Mungiu place d’abord sa caméra au centre des débats avant de la déplacer du côté des parents spoliés (campé par l'américano-roumain Sebastian Stan et la norvégienne Renate Reinsve) Sa mise en scène, succession de plans à la précision implacable, offre une vision surplombante tout en donnant l’illusion au spectateur d’avancer dans un espace ouvert. Tout autour évoluent des personnages obligés de se positionner pour ou contre. Les principaux intéressés (les enfants donc) restent sur la touche. Leur voix ne sera jamais vraiment prise au sérieux.
Cette guerre, c’est avant tout celle des adultes et plus globalement d’une société norvégienne qui à trop vouloir faire le bien verserait dans une forme de conformisme de la pensée. Une morale très “Cnews” qu’on aurait tort cependant de prendre pour argent comptant. Car ce cinéma à priori péremptoire brise sans arrêt les lignes, brouille les perspectives, remet en jeu les contours du drame à coup d'ellipses. Le bien et le mal ne se tiennent pas face à face. Un regard, un silence ou une vérité trop vite énoncée, peuvent recouvrir une vérité insondable par nature. “Je t’aime!” lancera une jeune fille sans être entendue, sauf du spectateur. Voilà bien l’essentiel.
L’accouplement du jour : L'Inconnue d'Arthur Harari (en compétition)
La première scène de sexe de L’Inconnue, entre Léa Seydoux et Niels Schneider, est l’un des morceaux les plus étranges du film, et sans doute son cœur secret. Les corps s’emboîtent, les âmes basculent. Pourtant rien ici ne ressemble à l’extase de la littérature qui a lancé la tradition de la métempsycose. Rien de romantique comme dans Avatar de Théophile Gautier, où Octave passait dans le corps du mari pour rejoindre l’aimée. Pas de désir, pas de transport, pas même cette terreur érotique qui irriguait La Morte amoureuse.

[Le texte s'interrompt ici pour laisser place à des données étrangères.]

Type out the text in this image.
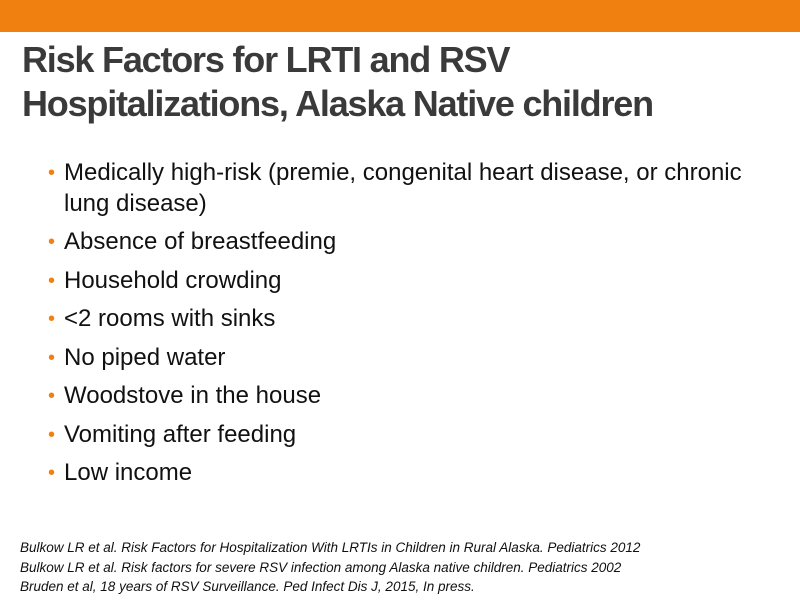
Risk Factors for LRTI and RSV
Hospitalizations, Alaska Native children
• Medically high-risk (premie, congenital heart disease, or chronic lung disease)
• Absence of breastfeeding
• Household crowding
• <2 rooms with sinks
• No piped water
• Woodstove in the house
• Vomiting after feeding
• Low income
Bulkow LR et al. Risk Factors for Hospitalization With LRTIs in Children in Rural Alaska. Pediatrics 2012
Bulkow LR et al. Risk factors for severe RSV infection among Alaska native children. Pediatrics 2002
Bruden et al, 18 years of RSV Surveillance. Ped Infect Dis J, 2015, In press.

L’échange ici se fait à froid, dans une mécanique sourde, presque administrative. Les peaux frottent sans se reconnaître, les âmes glissent sans se choisir. Et ça fait mal, d’une douleur mate, avec un râle final inquiétant. Comme si le transfert n’aurait pas dû avoir lieu. Harari prend le motif fantastique le plus chargé de la tradition - la transmigration par l’étreinte - et le vide de son ivresse. Il en reste la pure mécanique du dépouillement. Cette scène est à l’image du film tout entier : triste, poisseuse, mélancolique. Un fantastique sans féerie, où passer d’un corps à l’autre n’est plus une promesse mais une fatigue. Une vraie maladie.

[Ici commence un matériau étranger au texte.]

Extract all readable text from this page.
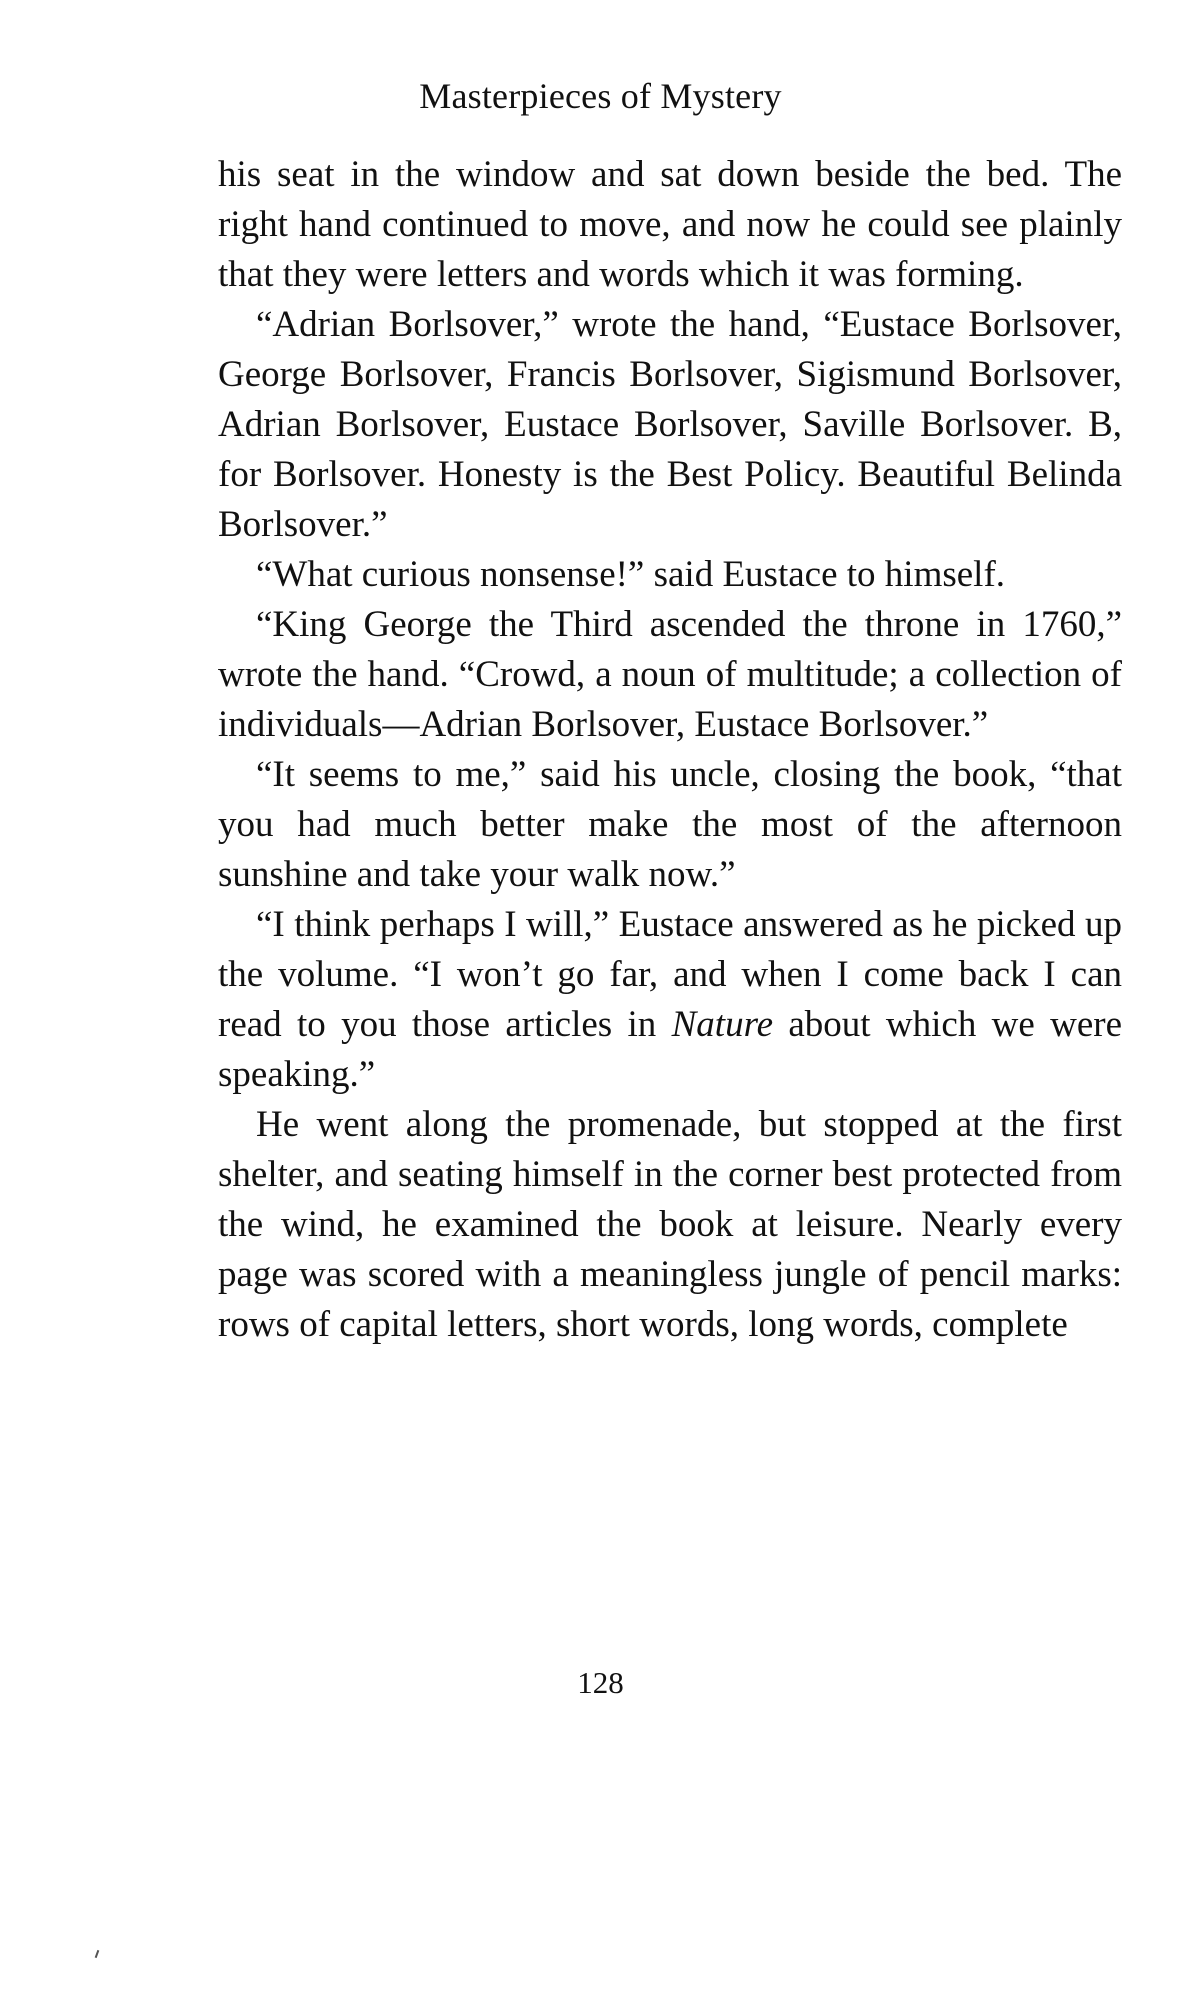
Masterpieces of Mystery

his seat in the window and sat down beside the bed. The right hand continued to move, and now he could see plainly that they were letters and words which it was forming.

“Adrian Borlsover,” wrote the hand, “Eustace Borlsover, George Borlsover, Francis Borlsover, Sigismund Borlsover, Adrian Borlsover, Eustace Borlsover, Saville Borlsover. B, for Borlsover. Honesty is the Best Policy. Beautiful Belinda Borlsover.”

“What curious nonsense!” said Eustace to himself.

“King George the Third ascended the throne in 1760,” wrote the hand. “Crowd, a noun of multitude; a collection of individuals—Adrian Borlsover, Eustace Borlsover.”

“It seems to me,” said his uncle, closing the book, “that you had much better make the most of the afternoon sunshine and take your walk now.”

“I think perhaps I will,” Eustace answered as he picked up the volume. “I won’t go far, and when I come back I can read to you those articles in Nature about which we were speaking.”

He went along the promenade, but stopped at the first shelter, and seating himself in the corner best protected from the wind, he examined the book at leisure. Nearly every page was scored with a meaningless jungle of pencil marks: rows of capital letters, short words, long words, complete

128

La presta du jour : Daniel Auteuil cinéaste "melvillien"'
Après s’être pris pour Pagnol, on croyait la cause du Auteuil-cinéaste définitivement perdue dans les champs de lavande. Puis Le Fil (2024) est apparu, œuvre très noire, film de procès sans trop de concession, où le grand acteur qu’il n’a jamais cessé d’être mais qui semblait louvoyer un peu n’importe où, retrouvait sa pleine dimension. L’opus était déjà cannois. On guettait donc sa Troisième nuit, présenté hors compétition cette année, voir si le feu était toujours sacré. La Troisième nuit s’ajoute à la longue liste de films sur la période de l’Occupation. Lyon, 1942. Alors que Moulin-Lellouche dans le film voisin de Némes est dans les griffes du loup, l’abbé Glasberg-Auteuil dans un baraquement du camp de Vénissieux se démène pour sauver des enfants juifs de la rafle qui s’annonce.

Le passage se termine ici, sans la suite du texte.